This regime allows Ascencio's French branch and subsidiaries to benefit from a corporation tax exemption on their rental income and realised capital gains in return for the obligation to distribute 95% of their profits from the leasing of their real estate assets.

The main characteristics of the SIIC regime are as follows:

  • the parent company must be an SA (sociéte anonyme, or public limited company) or another form of company limited by shares admissible for trading on a European stock market;
  • the main activity of the SIIC must be the letting of properties;
  • a majority shareholder or a group of shareholders acting in concert may not hold more than 60% of the shares of Ascencio;
  • the company benefits from a corporation tax exemption on the portion of the profits deriving from (i) real estate leases, (ii) capital gains on the disposal of properties, (iii) capital gains on the disposal of securities of subsidiaries opting for the SIIC regime or partnerships with an identical object, (iv) income distributed by their subsidiaries opting for the SIIC regime and (v) the proportional part of the profits of partnerships carrying on a real estate activity;

  • the company must comply with a pay-out ratio of 95% of the exempted profit from rental income, 60% of the exempted gains from the disposal of properties, securities of partnerships and subsidiaries coming under the SIIC system and 100% of the dividends distributed to them by their subsidiaries liable for corporation tax on companies opting for the SIIC system;

  • when the company opts for the SIIC system, this option gives rise to payment over four years of an exit tax at the reduced rate of 19% on unrealised capital gains relating to properties held by the SIIC or its subsidiaries opting for the SIIC system, and to the securities of partnerships not liable for corporation tax.

Declarations

Person responsible

The Statutory Manager of Ascencio SCA, Ascencio SA, whose registered office is at Avenue Jean Mermoz 1, box 4, 6041 Gosselies:

  • declares that it assumes responsibility for the information contained in this report except for the information provided by third parties, among which the reports of the statutory auditor and the property experts;
  • declares that to the best of its knowledge the financial statements were prepared in accordance with applicable accounting standards and give a true and fair view of the assets, financial position and results and of the companies included in the consolidation; the financial statements are in accordance with reality and are free of omission;
  • declares that to the best of its knowledge the Management Report contains a true statement of the development of the business, the results and situation of Ascencio SA and the entities included in the consolidation, as well as a description of the main risks to which they are exposed;
  • confirms, after taking all reasonable steps to this end, that the information contained in the registration document is, to the best of its knowledge, in accordance with reality and free of any material omission;
  • subject to the press releases published by the Company since the preparation of this Annual Report, there have been no significant changes in the Company's financial or commercial position since 30 September 2016.

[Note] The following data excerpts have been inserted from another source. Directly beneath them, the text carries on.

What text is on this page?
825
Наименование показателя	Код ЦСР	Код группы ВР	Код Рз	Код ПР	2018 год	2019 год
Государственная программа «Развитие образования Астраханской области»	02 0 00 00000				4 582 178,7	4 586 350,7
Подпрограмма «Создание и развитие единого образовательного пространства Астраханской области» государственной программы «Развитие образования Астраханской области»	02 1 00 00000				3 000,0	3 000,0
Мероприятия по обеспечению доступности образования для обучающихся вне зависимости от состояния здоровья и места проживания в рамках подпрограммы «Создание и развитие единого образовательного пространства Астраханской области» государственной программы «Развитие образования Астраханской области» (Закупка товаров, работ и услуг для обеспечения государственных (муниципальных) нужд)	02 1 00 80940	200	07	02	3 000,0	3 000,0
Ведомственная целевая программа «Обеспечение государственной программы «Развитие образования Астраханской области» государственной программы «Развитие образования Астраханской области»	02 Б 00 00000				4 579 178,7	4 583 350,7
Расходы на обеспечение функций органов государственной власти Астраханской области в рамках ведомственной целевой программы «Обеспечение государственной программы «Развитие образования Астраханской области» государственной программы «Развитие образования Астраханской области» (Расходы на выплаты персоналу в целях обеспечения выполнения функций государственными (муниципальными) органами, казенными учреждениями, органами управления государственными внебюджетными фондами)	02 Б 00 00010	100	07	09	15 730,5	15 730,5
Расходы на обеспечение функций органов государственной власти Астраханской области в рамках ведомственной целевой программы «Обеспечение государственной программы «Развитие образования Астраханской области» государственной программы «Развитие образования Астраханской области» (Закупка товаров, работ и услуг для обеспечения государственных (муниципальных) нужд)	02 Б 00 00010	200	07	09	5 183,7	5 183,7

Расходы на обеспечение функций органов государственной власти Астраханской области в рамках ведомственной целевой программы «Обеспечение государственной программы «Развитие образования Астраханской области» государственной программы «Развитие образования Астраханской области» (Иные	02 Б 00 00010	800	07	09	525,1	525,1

Declaration regarding the Directors and executives

The Statutory Manager of Ascencio SCA declares that based on the information provided to it, during the past five years none of its Directors or of the effective managers of the Company:

  • has been convicted of fraud;
  • has been convicted or declared bankrupt or placed in administration or liquidation;
  • has been the subject of any accusation or official public sanction on the part of statutory or regulatory authorities or has been prevented by a court from acting as a member of an administrative, management or supervisory body of an issuer or from being involved in the management or conduct of business.

The Statutory Manager of Ascencio SCA declares on the basis of the information provided to it:

  • that the Directors do not hold shares in the Company except as detailed in the section headed "Declaration of governance – Structure of shareholding" of this report for Carl Mestdagh; 500 shares for Mr Yves Klein, 225 shares for Mr Jean-Luc Calonger, 1,130 shares for SA Gernel, and 2,500 shares for Mr Damien Fontaine.
  • that SPRL Somabri and its manager Mr Marc Brisack hold 2,380 shares in Ascencio; Ms Michèle Delvaux holds 320 shares;
  • that to date no options on the Company's shares have been granted;
  • that there are no family ties among the Directors.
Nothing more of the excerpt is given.